In this study, an intelligent prediction method (VBGAP) integrating signal decomposition mechanism and physical constraints is proposed to address the problem of insufficient accuracy of real-time multi-step prediction of cutterhead torque of tunnel boring machine under complex geological conditions. A physically explicit modal decomposition of non-smooth torque time series signals is achieved through the implementation of variational modal decomposition. The experimental findings, derived from empirical data obtained from a real tunnel project in Northeast China, demonstrate that the proposed method attains an average RMSE, MAPE, and R² of 150.743, 104.096, 9.71 and 91.74%, respectively, in a multi-step prediction task with a 30-s time step. The model demonstrates a superior performance to conventional deep learning models (including Bi-GRU, Bi-LSTM, CNN, and Transformer) in terms of prediction accuracy, as evidenced by the significantly lower prediction error. Furthermore, the distribution of prediction errors is more uniform, which serves as a testament to the model’s reliability in long-step prediction tasks. In-depth analysis based on energy ratio heatmaps, window-wise error coupling, and correlation studies provides further evidence for the effectiveness of the energy ratio loss function. The observed high temporal correspondence between spikes in energy-ratio error and reconstruction error, as well as the strong positive correlation between these metrics, verifies that constraining modal energy ratios leads directly to improved signal reconstruction accuracy and reduces information loss. The ablation experiments further demonstrate that the synergy of VMD decomposition, Bi-GRU and self-attention mechanism, as well as the energy-conserving loss function have key contributions to improve the prediction accuracy. It has been demonstrated through empirical investigation that the proposed methodology has the capacity to facilitate the anticipation of alterations in the status of the cutter, thereby optimising the configuration of the digging parameters. This, in turn, has the potential to mitigate the risk of equipment degradation and enhance the construction efficiency.
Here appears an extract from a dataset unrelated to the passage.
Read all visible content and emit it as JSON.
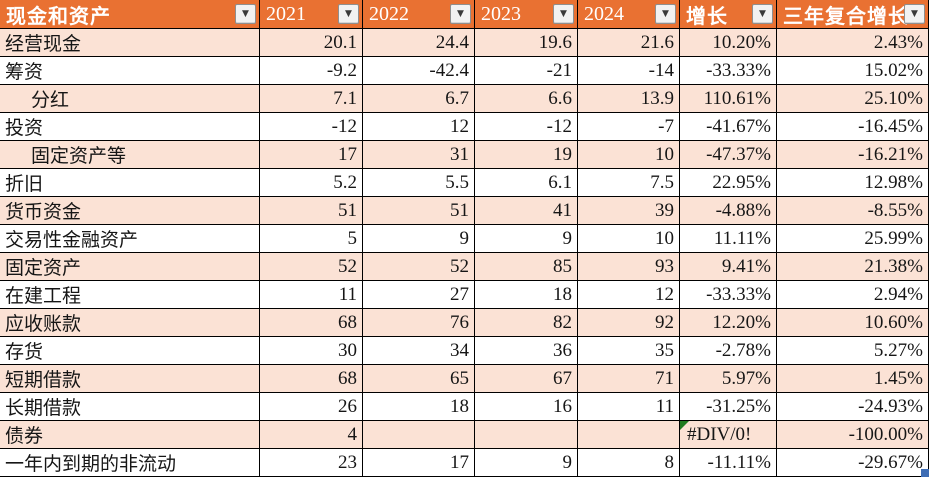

The contributions of this study are as follows: (1) The original signal is decomposed into a set of narrow-band modes by VMD, and combined with the hybrid deep learning model to model separately, which effectively solves the problem of non-stationary signal feature extraction. (2) An energy proportion loss function is proposed, which suppresses the energy distribution deviation in signal reconstruction from the perspective of physical constraints, and enhances the physical consistency and generalization ability of the model. (3) The multi-step prediction of high-precision cutterhead torque in 30 s is realized, which provides reliable technical support for real-time control and intelligent decision-making of TBM tunneling parameters. Although VBGAP has achieved good results, the problem of information loss in signal decomposition-reconstruction and the prediction of high-frequency modal components need to be further solved. We will explore more solutions in future research.